Note that the standard error of the nicotine coefficient in the regression summary, 0.2950, is also the same as value we calculated for the standard error of [latex]\ln(\mbox{OR})[/latex] in Chapter 17. We can use this to calculate confidence intervals for the regression parameters since we are assuming the estimates have approximate Normal distributions. For example, a 95% confidence interval for the log of the odds ratio is
\[ 1.2677 \pm 1.96 \times 0.2950 = (0.6895, 1.8459). \]
Taking exponentials gives a confidence interval for the odds ratio to be
\[ (e^{0.6895}, e^{1.8459}) = (1.99, 6.33), \]
again what we found in Chapter 17.
Summary
- Logistic regression is a method for estimating the probability or odds of an outcome based on a quantitative predictor variable.
- As with multiple linear regression, logistic regression can be extended to involve multiple predictor variables, including indicator variables.
- Logistic regression is based on maximum likelihood estimation and thus requires computer software for most applications.
Exercise 1
For logistic regression, what value of [latex]x[/latex] gives an estimated equal chance for the response?
Exercise 2
Based on the survey data, is there an association between whether a person said “Yes” to the question about kissing on the first date and their height? Use logistic regression to assess the evidence.
Exercise 3
A study by Robertson et al. (2013) (see Exercise 5 of Chapter 16) investigated the association between an individual having any criminal conviction by age 26 and the average hours of television they watched as children. The table below gives an (incomplete) summary of the logistic regression analysis. Calculate the appropriate [latex]P[/latex]-value to determine whether there is any evidence that watching more television as a child increases the chance of a criminal conviction by age 26.

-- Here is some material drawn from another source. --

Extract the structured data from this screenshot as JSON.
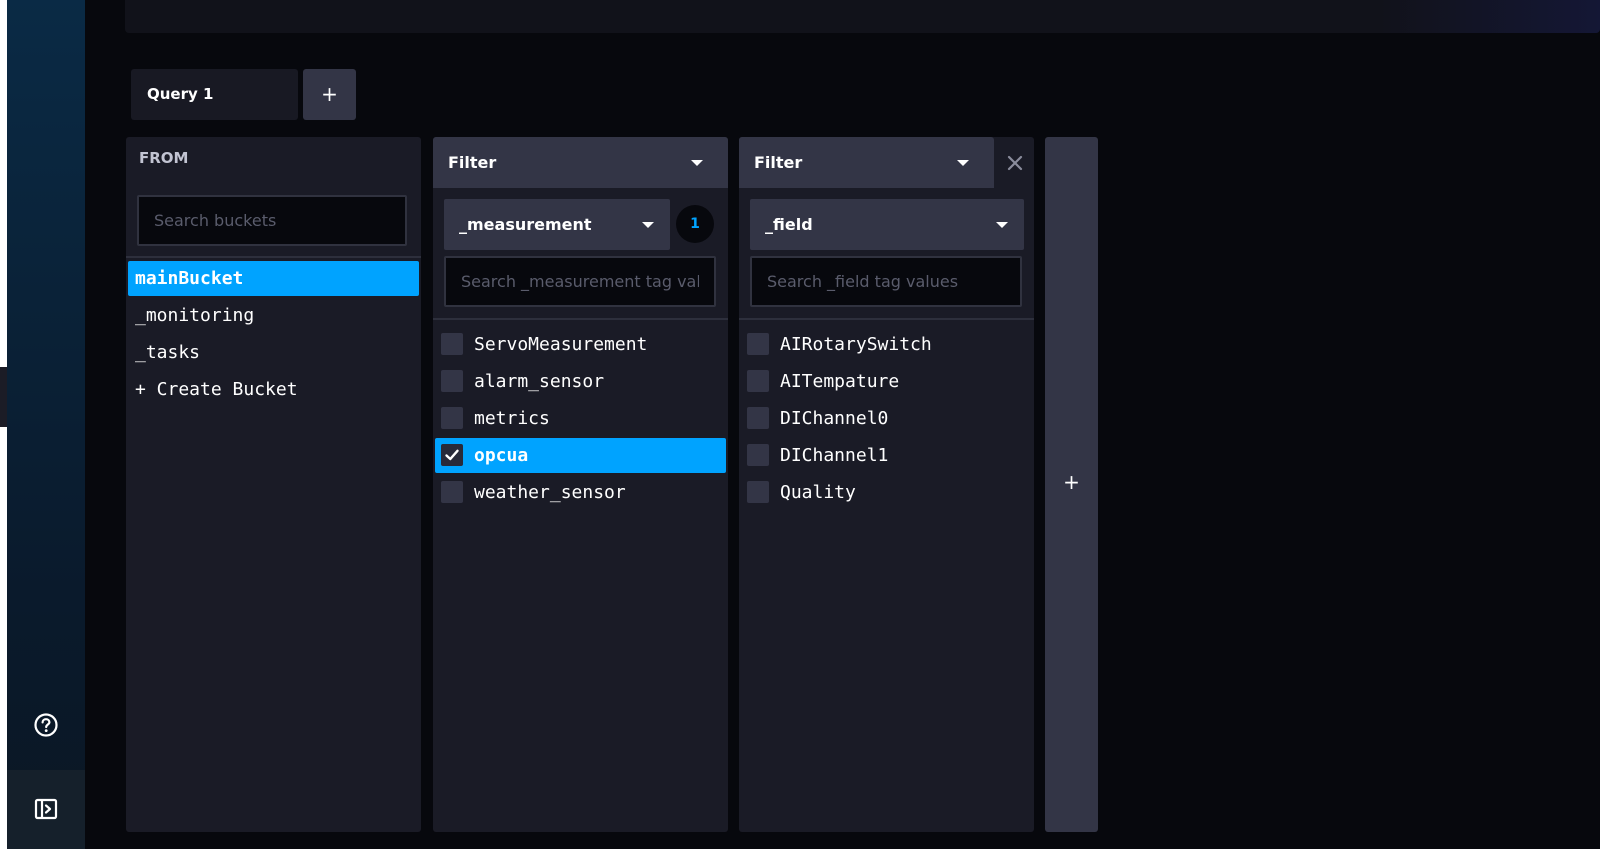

Logistic regression summary for criminal convictions by childhood weekday hours of television
Estimate | SE | |
---|---|---|
Constant | -2.5956 | 0.0834 |
Television | 0.4383 | 0.1012 |
Exercise 4
Based on the previous table (in exercise 3), give a 95% confidence interval for the increase in odds of a criminal conviction by age 26 for a one-hour increase in mean weekday television viewing.